The concept plan is not binding, but one submitted to her office shows what could come after demolition of the current office buildings: A pair of larger buildings would face the interstate; one would be almost 196,000 sq. ft., while the other would be approximately 173,000 sq. ft.

They also would have a similar configuration to the older office buildings but would take up much more of the parking space. The industrial construction design has a lot less parking, but a much larger footprint compared to the offices.

Behind the two large front buildings, a smaller building encompassing 90,000 sq. ft. is proposed to include retention ponds beside it and would back up to a 60-acre manufacturing site that borders the North Carolina line.

Each of the sites are adjacent to the Carowinds Boulevard exit on I-77 and the newly developed property also would have six entrances off Stateview Boulevard.

Market Changes Led Wells Fargo Mortgage to Leave Fort Mill

One of the three existing buildings at the site off I-77 was completed in 2002 after Dallas-based Lexington Fort Mill LLC bought the three-story, almost 172,000-sq.-ft. structure from Charlotte's Crescent Resources (now Crescent Communities) in December of that year for more than $17.9 million.

A similarly sized second building, immediately north of the first one, opened in 2004; it sold for almost $29 million.

By 2007, the company employed about 2,000 people in town, making it one of the three largest employers in York County at the time.

Additionally, Fort Mill represented most of the bank's South Carolina workforce before Wells Fargo had any branches on the East Coast.

However, that was also when the company began the first in a series of job cuts amid housing market changes.

In late 2008, the financial giant announced an undisclosed but "small number" of employees at the Fort Mill mortgage center would lose their jobs ahead of the bank's planned purchase of Wachovia Corp.

Several shifts in staffing soon followed as well.

In late 2015, the bank announced 350 mortgage servicing positions would move from uptown Charlotte to Fort Mill.
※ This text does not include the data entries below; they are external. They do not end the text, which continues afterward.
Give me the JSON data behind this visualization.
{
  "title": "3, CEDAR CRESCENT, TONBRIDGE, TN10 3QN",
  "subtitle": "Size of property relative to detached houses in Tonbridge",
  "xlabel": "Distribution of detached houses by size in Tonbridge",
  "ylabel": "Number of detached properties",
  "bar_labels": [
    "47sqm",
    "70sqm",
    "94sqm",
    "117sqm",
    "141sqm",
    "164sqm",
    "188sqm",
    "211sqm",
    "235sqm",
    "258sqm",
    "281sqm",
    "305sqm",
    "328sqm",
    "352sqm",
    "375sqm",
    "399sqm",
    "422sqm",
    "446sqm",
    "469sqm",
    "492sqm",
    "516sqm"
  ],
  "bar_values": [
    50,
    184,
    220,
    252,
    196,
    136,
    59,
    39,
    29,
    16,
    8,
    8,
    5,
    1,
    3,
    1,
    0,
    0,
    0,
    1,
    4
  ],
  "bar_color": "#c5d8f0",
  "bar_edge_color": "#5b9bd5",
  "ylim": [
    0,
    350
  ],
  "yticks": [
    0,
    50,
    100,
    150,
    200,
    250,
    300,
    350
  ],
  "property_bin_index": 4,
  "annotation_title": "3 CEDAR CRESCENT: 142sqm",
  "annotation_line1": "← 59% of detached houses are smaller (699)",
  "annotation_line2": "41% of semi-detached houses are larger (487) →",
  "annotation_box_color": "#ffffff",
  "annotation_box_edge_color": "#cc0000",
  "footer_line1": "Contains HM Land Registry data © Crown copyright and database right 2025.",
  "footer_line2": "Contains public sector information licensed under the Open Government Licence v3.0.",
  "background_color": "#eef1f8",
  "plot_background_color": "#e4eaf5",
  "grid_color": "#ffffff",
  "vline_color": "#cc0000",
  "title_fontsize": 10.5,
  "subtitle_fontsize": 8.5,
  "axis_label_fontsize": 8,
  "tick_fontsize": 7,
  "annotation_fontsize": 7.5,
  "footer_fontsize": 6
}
Yet Wells Fargo also began a series of WARN reports that year impacting hundreds of jobs. A WARN report is given when large companies plan significant layoffs or closures, according to the Rock Hill Herald.

From 2015 to 2018 Wells Fargo issued eight WARN reports for its Fort Mill operations. The first six, listed as closures, affected 305 jobs; the last two involved 188 layoffs.

Wells Fargo employees moved out of the buildings completely earlier this year, Josh Dunn, a spokesperson of the bank, wrote the Herald in a Feb. 13 email.

"This was a real estate consolidation — no jobs were eliminated in this move," he explained.